Structure-Properties Relationship in Iron Oxide-Reduced Graphene Oxide Nanostructures for Li-Ion Batteries

Abstract

Non-aqueous sol-gel routes involving the reaction of metal oxide precursors in organic solvents (e.g., benzyl alcohol) at moderate temperature and pressure, offer advantages such as high purity, high reproducibility and the ability to control the crystal growth without the need of using additional ligands. In this paper, a study carried out on a series of iron oxide/reduced graphene oxide composites is presented to elucidate a structure-properties relationship leading to an improved electrochemical performance of such composites.

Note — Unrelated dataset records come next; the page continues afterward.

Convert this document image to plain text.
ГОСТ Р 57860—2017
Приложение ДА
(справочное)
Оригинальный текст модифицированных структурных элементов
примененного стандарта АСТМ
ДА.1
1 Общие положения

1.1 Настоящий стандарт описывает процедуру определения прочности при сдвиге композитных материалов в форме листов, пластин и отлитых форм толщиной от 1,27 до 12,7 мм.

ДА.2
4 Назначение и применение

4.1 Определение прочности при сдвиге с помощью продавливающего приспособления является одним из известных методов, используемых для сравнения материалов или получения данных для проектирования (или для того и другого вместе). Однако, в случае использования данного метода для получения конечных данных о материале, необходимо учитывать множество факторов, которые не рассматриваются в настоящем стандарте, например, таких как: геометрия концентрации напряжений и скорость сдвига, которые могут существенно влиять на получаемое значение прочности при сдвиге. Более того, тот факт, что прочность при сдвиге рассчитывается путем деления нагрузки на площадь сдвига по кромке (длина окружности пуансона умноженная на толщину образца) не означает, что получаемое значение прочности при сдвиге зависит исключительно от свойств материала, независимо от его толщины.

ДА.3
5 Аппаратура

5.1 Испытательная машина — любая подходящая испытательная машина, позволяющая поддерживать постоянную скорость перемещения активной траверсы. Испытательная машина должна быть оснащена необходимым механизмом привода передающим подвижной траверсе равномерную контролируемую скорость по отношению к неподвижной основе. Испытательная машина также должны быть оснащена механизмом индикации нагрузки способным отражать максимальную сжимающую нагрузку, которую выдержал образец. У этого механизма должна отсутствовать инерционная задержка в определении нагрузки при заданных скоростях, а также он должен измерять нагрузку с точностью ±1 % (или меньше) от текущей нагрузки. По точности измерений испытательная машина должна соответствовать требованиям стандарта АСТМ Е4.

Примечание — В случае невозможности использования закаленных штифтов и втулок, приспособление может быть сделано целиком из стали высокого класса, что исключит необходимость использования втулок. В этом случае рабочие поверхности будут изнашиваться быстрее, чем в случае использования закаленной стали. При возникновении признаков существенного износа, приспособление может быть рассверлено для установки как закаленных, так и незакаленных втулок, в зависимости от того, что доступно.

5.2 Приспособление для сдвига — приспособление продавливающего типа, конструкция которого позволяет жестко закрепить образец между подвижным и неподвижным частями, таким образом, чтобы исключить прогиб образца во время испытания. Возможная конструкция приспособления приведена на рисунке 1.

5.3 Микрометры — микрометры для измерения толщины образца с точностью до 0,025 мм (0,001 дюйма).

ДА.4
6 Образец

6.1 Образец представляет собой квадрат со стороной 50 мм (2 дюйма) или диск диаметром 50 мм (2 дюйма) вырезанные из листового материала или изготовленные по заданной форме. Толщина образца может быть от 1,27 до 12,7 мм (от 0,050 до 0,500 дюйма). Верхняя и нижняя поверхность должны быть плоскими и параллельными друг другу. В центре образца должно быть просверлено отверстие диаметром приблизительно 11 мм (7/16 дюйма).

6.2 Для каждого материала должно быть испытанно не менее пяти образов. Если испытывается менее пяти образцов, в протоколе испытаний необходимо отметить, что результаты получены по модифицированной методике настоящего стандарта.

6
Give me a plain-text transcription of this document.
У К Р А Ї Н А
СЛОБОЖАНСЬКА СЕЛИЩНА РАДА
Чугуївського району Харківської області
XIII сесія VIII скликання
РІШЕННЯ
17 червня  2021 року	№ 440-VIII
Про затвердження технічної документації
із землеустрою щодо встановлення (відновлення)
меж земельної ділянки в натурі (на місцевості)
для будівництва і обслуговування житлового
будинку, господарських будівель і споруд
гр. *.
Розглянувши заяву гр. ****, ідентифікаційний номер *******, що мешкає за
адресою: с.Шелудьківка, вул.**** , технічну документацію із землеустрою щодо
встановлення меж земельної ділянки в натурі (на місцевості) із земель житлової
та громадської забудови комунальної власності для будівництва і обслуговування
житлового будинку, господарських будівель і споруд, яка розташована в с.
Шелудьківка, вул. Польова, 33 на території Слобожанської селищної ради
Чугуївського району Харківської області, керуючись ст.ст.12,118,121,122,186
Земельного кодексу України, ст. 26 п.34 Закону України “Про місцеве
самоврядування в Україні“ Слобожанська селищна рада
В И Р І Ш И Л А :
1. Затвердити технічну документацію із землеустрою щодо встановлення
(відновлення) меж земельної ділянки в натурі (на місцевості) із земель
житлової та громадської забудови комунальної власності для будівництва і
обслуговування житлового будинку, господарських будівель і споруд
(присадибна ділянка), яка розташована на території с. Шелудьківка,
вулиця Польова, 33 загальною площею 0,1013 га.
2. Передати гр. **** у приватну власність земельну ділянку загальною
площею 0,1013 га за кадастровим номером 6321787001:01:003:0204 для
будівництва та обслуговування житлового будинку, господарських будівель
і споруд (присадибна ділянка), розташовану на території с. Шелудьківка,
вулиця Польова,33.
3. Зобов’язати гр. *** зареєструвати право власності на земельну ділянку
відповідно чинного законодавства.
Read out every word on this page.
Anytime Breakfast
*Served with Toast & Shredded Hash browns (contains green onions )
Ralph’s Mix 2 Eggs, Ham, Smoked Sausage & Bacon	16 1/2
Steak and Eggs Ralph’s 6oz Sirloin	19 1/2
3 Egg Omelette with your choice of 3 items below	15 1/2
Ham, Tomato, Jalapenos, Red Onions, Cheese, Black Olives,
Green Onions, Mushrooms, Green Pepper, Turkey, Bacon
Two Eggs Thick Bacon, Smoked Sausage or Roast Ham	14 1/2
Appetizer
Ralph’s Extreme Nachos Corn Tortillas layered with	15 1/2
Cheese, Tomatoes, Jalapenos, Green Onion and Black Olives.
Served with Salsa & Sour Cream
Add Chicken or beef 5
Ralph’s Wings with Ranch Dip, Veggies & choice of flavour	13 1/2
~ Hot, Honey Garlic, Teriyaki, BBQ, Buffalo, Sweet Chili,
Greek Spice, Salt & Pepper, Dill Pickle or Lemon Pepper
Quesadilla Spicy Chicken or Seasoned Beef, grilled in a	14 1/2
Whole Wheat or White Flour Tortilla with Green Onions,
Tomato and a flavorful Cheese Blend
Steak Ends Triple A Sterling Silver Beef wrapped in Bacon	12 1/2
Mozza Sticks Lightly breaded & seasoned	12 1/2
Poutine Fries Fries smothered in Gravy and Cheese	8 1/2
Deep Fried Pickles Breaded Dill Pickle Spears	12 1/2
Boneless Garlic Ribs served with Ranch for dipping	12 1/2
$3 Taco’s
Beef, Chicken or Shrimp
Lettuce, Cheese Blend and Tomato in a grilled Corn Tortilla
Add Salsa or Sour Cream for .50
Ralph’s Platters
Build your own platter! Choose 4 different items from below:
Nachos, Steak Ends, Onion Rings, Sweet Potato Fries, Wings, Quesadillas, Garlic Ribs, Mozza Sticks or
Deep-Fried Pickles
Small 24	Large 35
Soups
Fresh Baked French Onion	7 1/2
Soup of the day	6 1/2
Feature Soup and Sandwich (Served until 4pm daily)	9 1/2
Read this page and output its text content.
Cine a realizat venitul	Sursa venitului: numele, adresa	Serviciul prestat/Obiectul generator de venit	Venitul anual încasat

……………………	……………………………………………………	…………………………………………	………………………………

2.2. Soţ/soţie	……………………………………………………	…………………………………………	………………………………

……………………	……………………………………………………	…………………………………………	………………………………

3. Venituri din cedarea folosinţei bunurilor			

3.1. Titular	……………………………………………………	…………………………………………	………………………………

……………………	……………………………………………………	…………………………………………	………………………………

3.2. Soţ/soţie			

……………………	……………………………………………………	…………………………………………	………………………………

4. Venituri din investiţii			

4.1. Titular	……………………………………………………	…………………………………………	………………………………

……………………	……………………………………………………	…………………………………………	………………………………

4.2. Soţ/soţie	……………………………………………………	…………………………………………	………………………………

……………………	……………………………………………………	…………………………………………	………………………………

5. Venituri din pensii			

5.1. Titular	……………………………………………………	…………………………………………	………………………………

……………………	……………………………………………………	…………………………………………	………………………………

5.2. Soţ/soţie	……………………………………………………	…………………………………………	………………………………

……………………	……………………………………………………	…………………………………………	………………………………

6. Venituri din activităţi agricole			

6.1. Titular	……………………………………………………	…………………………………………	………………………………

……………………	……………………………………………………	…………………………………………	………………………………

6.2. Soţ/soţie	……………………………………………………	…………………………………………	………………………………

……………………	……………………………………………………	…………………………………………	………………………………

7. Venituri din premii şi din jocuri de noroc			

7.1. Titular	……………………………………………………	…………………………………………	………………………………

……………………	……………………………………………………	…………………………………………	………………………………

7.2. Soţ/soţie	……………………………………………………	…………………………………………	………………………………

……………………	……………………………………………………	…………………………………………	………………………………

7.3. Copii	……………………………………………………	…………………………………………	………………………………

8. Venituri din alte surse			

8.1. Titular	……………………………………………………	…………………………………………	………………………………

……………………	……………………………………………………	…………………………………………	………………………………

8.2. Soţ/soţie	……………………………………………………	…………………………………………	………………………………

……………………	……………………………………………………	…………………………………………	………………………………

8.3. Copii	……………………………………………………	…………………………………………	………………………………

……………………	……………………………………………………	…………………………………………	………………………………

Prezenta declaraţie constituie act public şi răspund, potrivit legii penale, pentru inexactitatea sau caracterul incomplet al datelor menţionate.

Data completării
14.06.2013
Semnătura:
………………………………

Moreover, it is demonstrated that the easy production of the composites in a variety of temperature and composition ranges, allows a fine control over the final particles size, density and distribution. The materials obtained are remarkable in terms of the particle's size homogeneity and dispersion onto the reduced graphene oxide surface. Moreover, the synthesis method used to obtain the graphene oxide clearly affects the performances of the final composites through the control of the restacking of the reduced graphene oxide sheets. It is shown that a homogeneous and less defective reduced graphene oxide enables good electrochemical performances even at high current densities (over 500 mAh/g delivered at current densities as high as 1600 mA/g). The electrochemical properties of improved samples reach the best compromise between specific capacity, rate capability and cycle stability reported so far.